Approach Tunde Wey’s lunch counter/sociology experiment at the Roux Carre market in New Orleans, and — if you’re white — you’ll have a decision to make. And it’s not just whether you want to try his jollof rice or his fried plantains. Wey serves his Nigerian food with a lesson about racial wealth disparity: The median income among African American households in New Orleans is only $25,806, compared to $64,377 for white households. According to the Urban Institute, the national average wealth of white families is $919,000, while the average wealth of black families is $140,000. Wey will share some stats with his customers, and then he’ll tell them the price of their lunch.

If they’re a person of color, they pay $12. If they’re white, he’ll tell them they can either pay $12, or they can pay $30 — two and a half times the base price, which reflects the wealth disparity in New Orleans. He tells them the profits will be redistributed to people of color, but not as charity — just to any minority customers of his who want it, regardless of their income or circumstance.

“When I tell black folks what’s happening, 90 percent of them start laughing, like, ‘For real?’ They’re tickled,” he said. “White folks, there’s this blank — ” he paused and laughed, “— this blank look. They’re like, ‘Huh, okay.’”

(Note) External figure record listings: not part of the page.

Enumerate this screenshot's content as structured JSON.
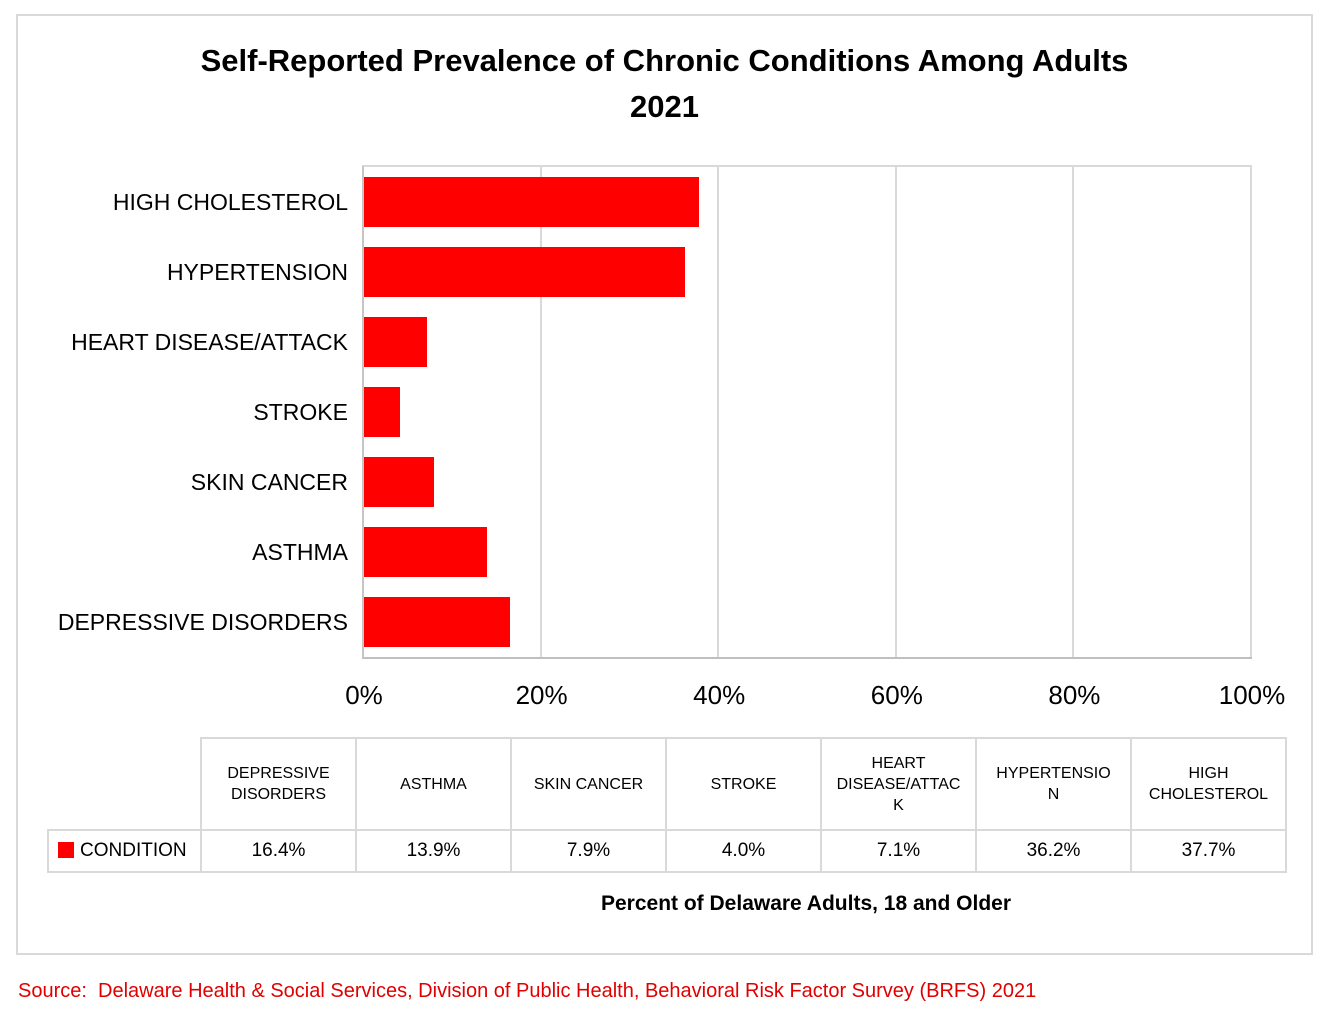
{
  "figure": {
    "source_note": "Source:  Delaware Health & Social Services, Division of Public Health, Behavioral Risk Factor Survey (BRFS) 2021"
  },
  "colors": {
    "bar": "#ff0000",
    "source_text": "#e00000",
    "gridline": "#d9d9d9",
    "axis_line": "#bfbfbf",
    "figure_border": "#d9d9d9",
    "table_border": "#d9d9d9"
  },
  "chart_data": {
    "type": "bar",
    "orientation": "horizontal",
    "title": "Self-Reported Prevalence of Chronic Conditions Among Adults",
    "subtitle": "2021",
    "xlabel": "Percent of Delaware Adults, 18 and Older",
    "xlim": [
      0,
      100
    ],
    "x_ticks": [
      "0%",
      "20%",
      "40%",
      "60%",
      "80%",
      "100%"
    ],
    "grid": true,
    "series_name": "CONDITION",
    "bars": [
      {
        "category": "HIGH CHOLESTEROL",
        "value": 37.7,
        "label": "37.7%"
      },
      {
        "category": "HYPERTENSION",
        "value": 36.2,
        "label": "36.2%"
      },
      {
        "category": "HEART DISEASE/ATTACK",
        "value": 7.1,
        "label": "7.1%"
      },
      {
        "category": "STROKE",
        "value": 4.0,
        "label": "4.0%"
      },
      {
        "category": "SKIN CANCER",
        "value": 7.9,
        "label": "7.9%"
      },
      {
        "category": "ASTHMA",
        "value": 13.9,
        "label": "13.9%"
      },
      {
        "category": "DEPRESSIVE DISORDERS",
        "value": 16.4,
        "label": "16.4%"
      }
    ],
    "table": {
      "legend_label": "CONDITION",
      "columns": [
        "DEPRESSIVE DISORDERS",
        "ASTHMA",
        "SKIN CANCER",
        "STROKE",
        "HEART DISEASE/ATTACK",
        "HYPERTENSION",
        "HIGH CHOLESTEROL"
      ],
      "values": [
        "16.4%",
        "13.9%",
        "7.9%",
        "4.0%",
        "7.1%",
        "36.2%",
        "37.7%"
      ]
    },
    "legend_position": "table-left"
  }
}
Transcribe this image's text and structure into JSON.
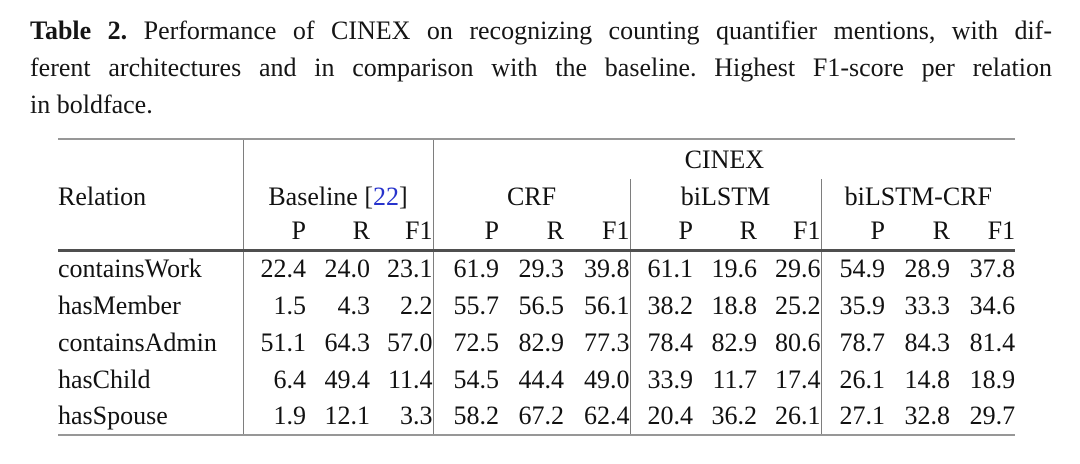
{
  "caption": {
    "label": "Table 2.",
    "line1_rest": "Performance of CINEX on recognizing counting quantifier mentions, with dif-",
    "line2": "ferent architectures and in comparison with the baseline. Highest F1-score per relation",
    "line3": "in boldface."
  },
  "colors": {
    "citation_blue": "#2733cc",
    "thin_rule_gray": "#979797",
    "heavy_rule_gray": "#4f4f4f",
    "vertical_rule_gray": "#7e7e7e"
  },
  "table": {
    "header": {
      "relation_label": "Relation",
      "cinex_label": "CINEX",
      "baseline": {
        "name": "Baseline",
        "cite_open": "[",
        "cite_num": "22",
        "cite_close": "]"
      },
      "group_crf": "CRF",
      "group_bilstm": "biLSTM",
      "group_bilstm_crf": "biLSTM-CRF",
      "metrics": [
        "P",
        "R",
        "F1"
      ]
    },
    "rows": [
      {
        "relation": "containsWork",
        "baseline": [
          "22.4",
          "24.0",
          "23.1"
        ],
        "crf": [
          "61.9",
          "29.3",
          "39.8"
        ],
        "bilstm": [
          "61.1",
          "19.6",
          "29.6"
        ],
        "bilstm_crf": [
          "54.9",
          "28.9",
          "37.8"
        ],
        "bold_f1": "crf"
      },
      {
        "relation": "hasMember",
        "baseline": [
          "1.5",
          "4.3",
          "2.2"
        ],
        "crf": [
          "55.7",
          "56.5",
          "56.1"
        ],
        "bilstm": [
          "38.2",
          "18.8",
          "25.2"
        ],
        "bilstm_crf": [
          "35.9",
          "33.3",
          "34.6"
        ],
        "bold_f1": "crf"
      },
      {
        "relation": "containsAdmin",
        "baseline": [
          "51.1",
          "64.3",
          "57.0"
        ],
        "crf": [
          "72.5",
          "82.9",
          "77.3"
        ],
        "bilstm": [
          "78.4",
          "82.9",
          "80.6"
        ],
        "bilstm_crf": [
          "78.7",
          "84.3",
          "81.4"
        ],
        "bold_f1": "bilstm_crf"
      },
      {
        "relation": "hasChild",
        "baseline": [
          "6.4",
          "49.4",
          "11.4"
        ],
        "crf": [
          "54.5",
          "44.4",
          "49.0"
        ],
        "bilstm": [
          "33.9",
          "11.7",
          "17.4"
        ],
        "bilstm_crf": [
          "26.1",
          "14.8",
          "18.9"
        ],
        "bold_f1": "crf"
      },
      {
        "relation": "hasSpouse",
        "baseline": [
          "1.9",
          "12.1",
          "3.3"
        ],
        "crf": [
          "58.2",
          "67.2",
          "62.4"
        ],
        "bilstm": [
          "20.4",
          "36.2",
          "26.1"
        ],
        "bilstm_crf": [
          "27.1",
          "32.8",
          "29.7"
        ],
        "bold_f1": "crf"
      }
    ]
  }
}
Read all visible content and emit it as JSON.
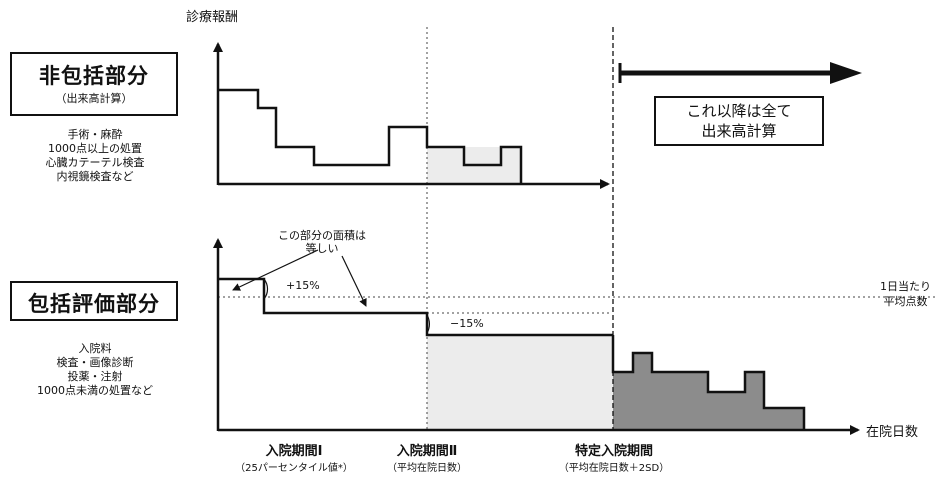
{
  "y_axis_label": "診療報酬",
  "x_axis_label": "在院日数",
  "non_bundled": {
    "title": "非包括部分",
    "subtitle": "（出来高計算）",
    "items": [
      "手術・麻酔",
      "1000点以上の処置",
      "心臓カテーテル検査",
      "内視鏡検査など"
    ]
  },
  "bundled": {
    "title": "包括評価部分",
    "items": [
      "入院料",
      "検査・画像診断",
      "投薬・注射",
      "1000点未満の処置など"
    ]
  },
  "after_note": [
    "これ以降は全て",
    "出来高計算"
  ],
  "area_note": [
    "この部分の面積は",
    "等しい"
  ],
  "plus_pct": "+15%",
  "minus_pct": "−15%",
  "avg_label": [
    "1日当たり",
    "平均点数"
  ],
  "periods": [
    {
      "label": "入院期間Ⅰ",
      "sub": "（25パーセンタイル値*）"
    },
    {
      "label": "入院期間Ⅱ",
      "sub": "（平均在院日数）"
    },
    {
      "label": "特定入院期間",
      "sub": "（平均在院日数＋2SD）"
    }
  ],
  "colors": {
    "line": "#111111",
    "light_fill": "#ececec",
    "dark_fill": "#8c8c8c"
  }
}
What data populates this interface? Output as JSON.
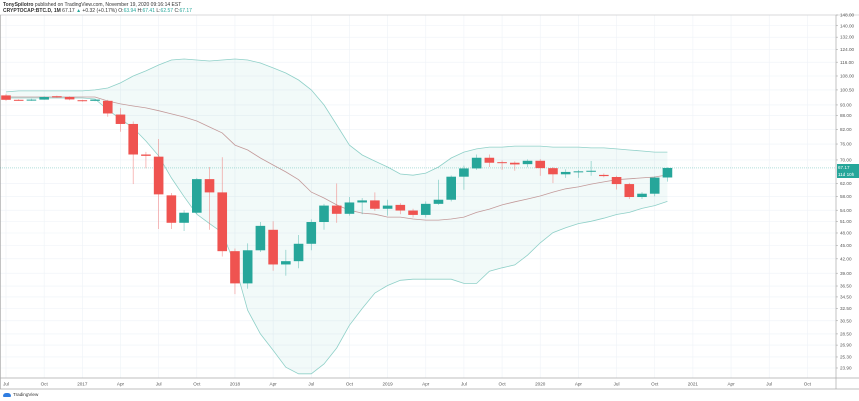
{
  "header": {
    "author": "TonySpilotro",
    "published": "published on TradingView.com, November 19, 2020 09:16:14 EST",
    "symbol": "CRYPTOCAP:BTC.D, 1M",
    "last": "67.17",
    "change": "+0.32 (+0.17%)",
    "o_label": "O:",
    "o": "63.94",
    "h_label": "H:",
    "h": "67.41",
    "l_label": "L:",
    "l": "62.57",
    "c_label": "C:",
    "c": "67.17"
  },
  "price_label": "67.17",
  "countdown_label": "11d 10h",
  "logo_text": "TradingView",
  "colors": {
    "up": "#26a69a",
    "down": "#ef5350",
    "band": "#8fd0c8",
    "basis": "#c39a9a",
    "grid": "#eef2f7"
  },
  "chart_data": {
    "type": "candlestick",
    "title": "CRYPTOCAP:BTC.D, 1M",
    "scale": "log",
    "ylim": [
      22.5,
      150
    ],
    "first_month": "Jul 2016",
    "y_ticks": [
      "148.00",
      "140.00",
      "132.00",
      "124.00",
      "116.00",
      "108.00",
      "100.50",
      "93.00",
      "88.00",
      "82.00",
      "76.00",
      "70.00",
      "62.00",
      "58.00",
      "54.00",
      "51.00",
      "48.00",
      "45.00",
      "42.00",
      "39.00",
      "36.50",
      "34.50",
      "32.50",
      "30.50",
      "28.50",
      "26.90",
      "25.30",
      "23.90"
    ],
    "x_ticks": [
      {
        "m": 0,
        "label": "Jul"
      },
      {
        "m": 3,
        "label": "Oct"
      },
      {
        "m": 6,
        "label": "2017"
      },
      {
        "m": 9,
        "label": "Apr"
      },
      {
        "m": 12,
        "label": "Jul"
      },
      {
        "m": 15,
        "label": "Oct"
      },
      {
        "m": 18,
        "label": "2018"
      },
      {
        "m": 21,
        "label": "Apr"
      },
      {
        "m": 24,
        "label": "Jul"
      },
      {
        "m": 27,
        "label": "Oct"
      },
      {
        "m": 30,
        "label": "2019"
      },
      {
        "m": 33,
        "label": "Apr"
      },
      {
        "m": 36,
        "label": "Jul"
      },
      {
        "m": 39,
        "label": "Oct"
      },
      {
        "m": 42,
        "label": "2020"
      },
      {
        "m": 45,
        "label": "Apr"
      },
      {
        "m": 48,
        "label": "Jul"
      },
      {
        "m": 51,
        "label": "Oct"
      },
      {
        "m": 54,
        "label": "2021"
      },
      {
        "m": 57,
        "label": "Apr"
      },
      {
        "m": 60,
        "label": "Jul"
      },
      {
        "m": 63,
        "label": "Oct"
      }
    ],
    "ohlc": [
      [
        97.7,
        98.5,
        95,
        95.5
      ],
      [
        95.5,
        95.8,
        95,
        95.3
      ],
      [
        95.3,
        96,
        95,
        95.6
      ],
      [
        95.6,
        97.2,
        95.5,
        96.9
      ],
      [
        97.3,
        97.6,
        96.5,
        96.7
      ],
      [
        96.9,
        97.2,
        95.3,
        95.7
      ],
      [
        95.3,
        95.5,
        94.6,
        94.9
      ],
      [
        95,
        95.8,
        94.8,
        95.6
      ],
      [
        95,
        95.5,
        87.5,
        89
      ],
      [
        88.5,
        91.5,
        81,
        84.3
      ],
      [
        84.3,
        85.4,
        61.8,
        72
      ],
      [
        72,
        73,
        67,
        71.5
      ],
      [
        71.2,
        78,
        49,
        58.6
      ],
      [
        58.3,
        59,
        49,
        50.6
      ],
      [
        50.6,
        54,
        48.5,
        53.3
      ],
      [
        53.3,
        63.8,
        53,
        63.4
      ],
      [
        63.4,
        67.5,
        48.8,
        59.2
      ],
      [
        59.2,
        71,
        42.5,
        43.7
      ],
      [
        43.7,
        44.3,
        35,
        37
      ],
      [
        37,
        45.5,
        36,
        43.9
      ],
      [
        43.9,
        50.8,
        43.5,
        49.8
      ],
      [
        48.8,
        51,
        39.5,
        40.8
      ],
      [
        40.8,
        44,
        38.5,
        41.5
      ],
      [
        41.5,
        47.5,
        40,
        45.4
      ],
      [
        45.4,
        51.5,
        43.9,
        50.8
      ],
      [
        50.8,
        55.8,
        48.8,
        55.3
      ],
      [
        55.3,
        62,
        50.6,
        53
      ],
      [
        53,
        57.8,
        52.5,
        56.2
      ],
      [
        56.2,
        57.5,
        52.9,
        56.8
      ],
      [
        56.8,
        59.2,
        53.8,
        54.4
      ],
      [
        54.4,
        57,
        52.5,
        55.3
      ],
      [
        55.5,
        56,
        52.9,
        53.9
      ],
      [
        53.9,
        54.4,
        52,
        52.7
      ],
      [
        52.7,
        56.5,
        52,
        55.8
      ],
      [
        55.8,
        63.2,
        55.5,
        57
      ],
      [
        57,
        64.6,
        56.5,
        64.2
      ],
      [
        64.2,
        68,
        60,
        67
      ],
      [
        67,
        72,
        66.5,
        70.8
      ],
      [
        70.8,
        72,
        67.5,
        69
      ],
      [
        69.2,
        69.8,
        66.5,
        69
      ],
      [
        69,
        69.5,
        66.2,
        68.4
      ],
      [
        68.5,
        70.2,
        67.4,
        69.7
      ],
      [
        69.7,
        70.3,
        64.5,
        67.1
      ],
      [
        67.1,
        67.5,
        62.1,
        65
      ],
      [
        65,
        66.7,
        63.8,
        65.8
      ],
      [
        65.8,
        66.5,
        63.8,
        66
      ],
      [
        66,
        69.6,
        64.5,
        66.2
      ],
      [
        64.8,
        65.3,
        64,
        64.4
      ],
      [
        64.1,
        64.5,
        60.1,
        61.8
      ],
      [
        61.8,
        62.2,
        57.2,
        57.8
      ],
      [
        57.8,
        59.3,
        57.2,
        58.8
      ],
      [
        58.8,
        64.3,
        58,
        63.9
      ],
      [
        63.94,
        67.41,
        62.57,
        67.17
      ]
    ],
    "bollinger": {
      "upper": [
        99.5,
        100,
        100,
        100,
        100,
        100,
        100,
        100.5,
        101.5,
        104.2,
        108,
        110.9,
        114.3,
        117.3,
        117.9,
        117.3,
        116.7,
        117.3,
        117.9,
        117.3,
        115.5,
        112.6,
        109.7,
        105.8,
        100.5,
        93,
        83.9,
        75.6,
        71.8,
        69.6,
        67.5,
        65.1,
        64.7,
        65.4,
        67.5,
        70.7,
        72.9,
        74.1,
        74.8,
        74.8,
        75.2,
        75.2,
        75.2,
        74.8,
        74.8,
        74.8,
        74.5,
        74.5,
        74.1,
        73.7,
        73.3,
        72.9,
        72.9
      ],
      "basis": [
        96.9,
        96.9,
        96.9,
        96.9,
        96.9,
        96.9,
        96.9,
        96.9,
        94.9,
        93.5,
        92.5,
        91.6,
        90.3,
        88.8,
        87.4,
        85.6,
        83.0,
        80.5,
        75.6,
        73.7,
        70.7,
        68.2,
        65.8,
        63.2,
        59.3,
        57.5,
        55.5,
        54.0,
        53.2,
        52.9,
        52.1,
        52.1,
        51.6,
        51.3,
        51.3,
        51.6,
        52.1,
        53.4,
        54.3,
        55.5,
        56.4,
        57.2,
        58.1,
        59.3,
        60.3,
        60.9,
        61.8,
        62.5,
        63.2,
        63.5,
        63.8,
        64.1,
        64.8
      ],
      "lower": [
        96.4,
        96.4,
        96.4,
        96.4,
        96.4,
        96.4,
        96.4,
        95.9,
        90.7,
        86.5,
        82.6,
        77.2,
        71.5,
        63.8,
        57.9,
        52.9,
        50.4,
        48.1,
        40.7,
        32.2,
        28.5,
        26.2,
        24.0,
        23.2,
        23.2,
        24.4,
        26.5,
        29.8,
        32.5,
        35.2,
        36.6,
        37.6,
        37.8,
        37.8,
        37.8,
        37.8,
        37.0,
        37.0,
        39.4,
        40.1,
        40.7,
        42.8,
        45.6,
        48.1,
        49.3,
        50.4,
        51.0,
        51.8,
        52.8,
        53.4,
        54.5,
        55.3,
        56.5
      ]
    },
    "last_price": 67.17
  }
}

Wey is familiar with that look. In 2016, he traveled across the country hosting a dinner series he called “Blackness in America.” He would cook a Nigerian feast for his guests and engage them in conversation about some of the most pervasive problems facing our country, such as racism, sexism and police brutality. Black guests found these discussions cathartic, while many white guests found them uncomfortable. “White folks or privileged folks are quick to try to find a solution, or ask for a solution, as opposed to sitting in the discomfort,” Wey told The Washington Post during one of the dinners.